Another reason can best be seen with Germany: merely supplying a few dozen useless tanks has put Germany into a formal position of such aggressive hostility towards Russia that this will be, from now, very difficult to repair relations - and driving this wedge between the German and Russian people is one of the main reasons behind this conflict.
Something similar is probably a factor with every nation induced to supply armour or other aggressive weaponry. From that point such nations have chosen their side in this conflict, and will find it much harder to extricate themselves.

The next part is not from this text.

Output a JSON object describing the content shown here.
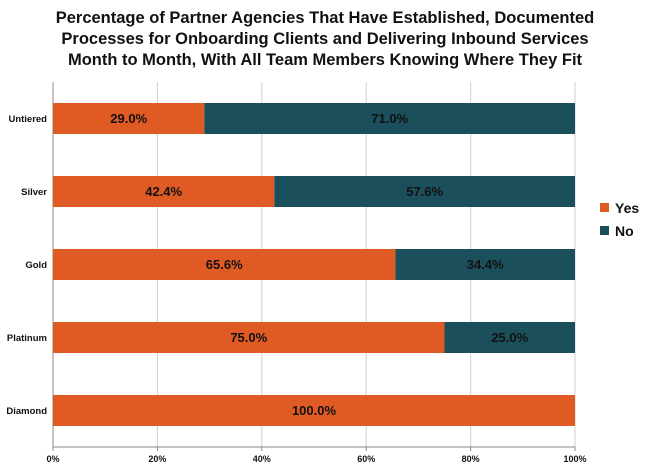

All this is, of course, being done by the Western leadership class who operate to benefit their globalist masters and without regard to the interests (or, indeed, survival) nations that they lead. Western leaders have been working to destroy 'their' nations for several decades (e.g. by encouraging massive immigration) and war is, for them, just a further step down the same road.
So the current move to get as many nations as possible each to contribute a handful of tanks does have reasons behind it - albeit evil reasons; however, the real reasons are not the advertised short term military objectives.
That's my best guess, for what it's worth.
An accurate analysis.
https://t.me/CyberspecNews/17907
This conflict in Ukraine reminds me of the war in Spain in the 30's:
- testing military equipment and tactics
- testing existing weapons )then from WW1) in modern war conditions.
Germany, the US, France and Russia all participated in that.
Astonishing, from fired Ukrainian spin doctor Arestovich. One has to wonder how long he will be allowed to live.